Today is the 35th day of FOX Sports Wisconsin Packers writer Paul Imig’s offseason evaluations of every player on Green Bay’s roster. Click here for all of Paul’s previous evaluations and come back every day through mid-March for Paul’s in-depth film and statistical analysis. Coming up soon:
Today: OT Marshall Newhouse
Monday, March 4: OLB Nick Perry
Tuesday, March 5: DT Ryan Pickett Wednesday, March 6: TE Andrew Quarless Thursday, March 7: NT B.J. Raji
Friday, March 8: QB Aaron Rodgers
Saturday, March 9: WR Jeremy Ross
MARSHALL NEWHOUSE, LEFT TACKLE
Season stats: 18 starts (16 regular season, two postseason), nine sacks allowed, 37 QB hurries allowed, seven penalties committed; played 100 percent of offensive snaps
Best game: Week 16 win over Tennessee (two QB hurries allowed, zero QB sacks allowed, zero penalties committed; 2.7 PFF rating)
Worst game: Week 12 loss at New York Giants (five QB hurries allowed, one sack allowed, one penalty committed; season-worst minus-4.5 PFF rating)
ProFootballFocus.com season rating: minus-4.3 (ranked No. 22 out of 25 among Packers offensive players; No. 54 out of 80 among NFL offensive tackles)
Expectations at the start of the season: Low
Expectations were … Met
Looking live: With 2011 first-round pick Derek Sherrod recovering from a broken leg, Newhouse entered training camp as the clear-cut favorite to begin the 2012 season as the starting left tackle. Coach Mike McCarthy had publicly stated his belief that Bryan Bulaga was on the verge of becoming an Pro Bowl-caliber right tackle, so there was little competition for Newhouse on the left side of the line. Newhouse, a fifth-round pick in 2010, had previously started 13 games at left tackle in 2011 after injuries forced McCarthy to shuffle the offensive line. Newhouse had to step into a very important position that year, and even though the Packers nearly went undefeated in 2011 with him in that spot, he did not perform at the level of an NFL starting left tackle. According to ProFootballFocus.com’s grading system, Newhouse in 2011 was rated as the worst offensive tackle in the entire league. But, Green Bay didn’t have a better alternative and had to send Newhouse back into that role in 2012. One significant positive that Newhouse offered this past season was his health, as he was the only Packers offensive player to play every single snap.
Upon further review: Overall, Newhouse was much better last season than he was in 2011. Protecting the blind side of star quarterback Aaron Rodgers carried a lot of responsibility, and Newhouse did a fairly good job in that area. Though Rodgers was sacked more than any quarterback in the NFL, Newhouse was responsible for only eight of them. In 779 passing plays, Newhouse allowed pressure on the quarterback 37 times (4.7 percent). Even ProFootballFocus.com, which, as stated above, was very critical of Newhouse in 2011, graded his pass-blocking as a positive in 2012. Newhouse’s run blocking, on the other hand, didn’t improve much from the prior season. The Packers ran the ball outside the left tackle (Newhouse) only 56 times for 166 yards (2.9 yards average). It was the team’s least successful area of the offensive line to run behind, and McCarthy reflected that in his play-calling with it being where Green Bay ran the ball the fewest times.
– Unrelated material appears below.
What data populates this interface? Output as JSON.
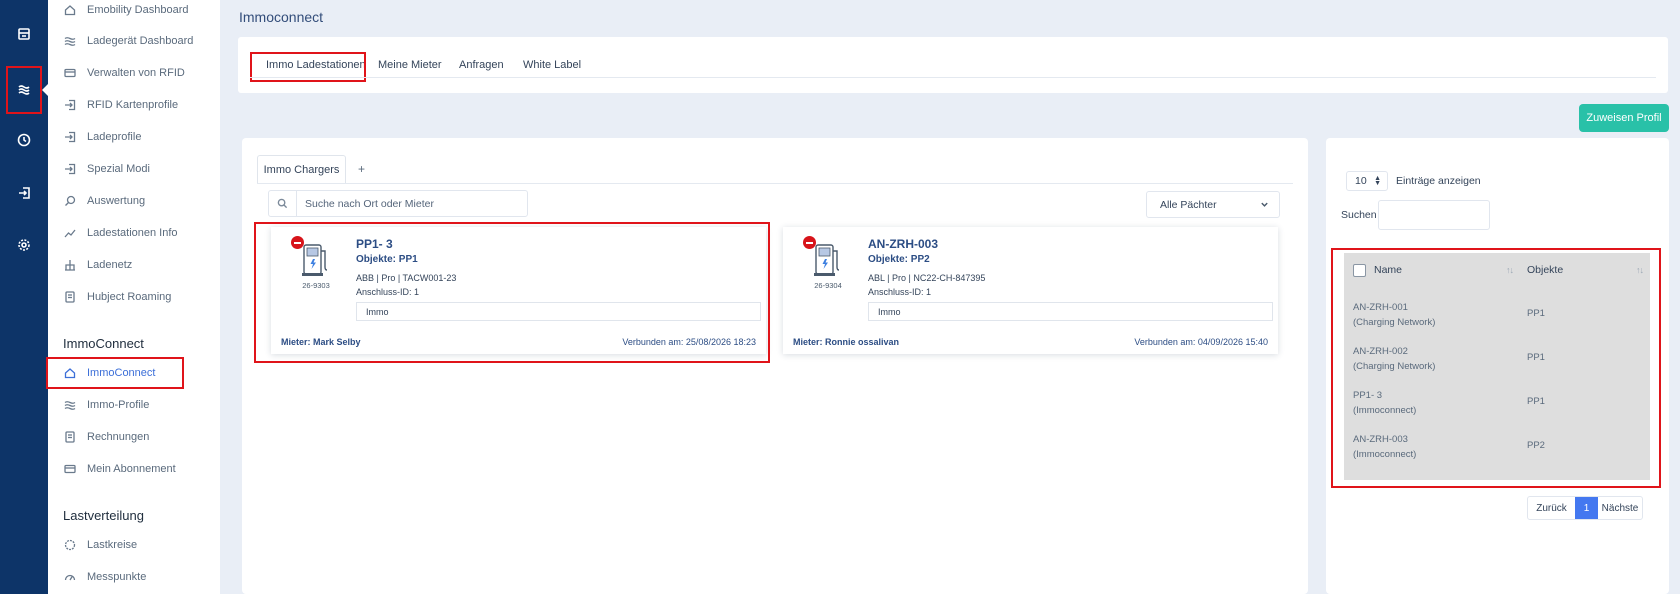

For a comparison, the Packers ran 86 rushing plays outside to the right. After a rough stretch in consecutive weeks against the Giants, Vikings, Lions and Bears, Newhouse had three strong performances in a row at the end of the season before putting together an average game in the divisional-round loss to the 49ers.
Overall 2012 grade: C
Status for 2013: 50 percent chance of being one of the Packers’ starting tackles next season. Some change needs to be made to Green Bay’s starting offensive line. The running game hasn’t been good enough and Rodgers needs to get hit a lot less. Guards Josh Sitton and T.J. Lang are locked into long-term deals and are not going anywhere. McCarthy sounds committed to Evan Dietrich-Smith at center, and Bulaga will certainly be one of the starting tackles. That leaves just one spot on the offensive line to change: Newhouse’s. At the moment, Newhouse’s competition is Sherrod returning from injury and the possibility of Bulaga switching to left tackle. However, general manager Ted Thompson could decide to boost the overall quality and depth of the offensive line, which could bring in new challengers (draft picks and/or free-agent pickups) to add to the mix.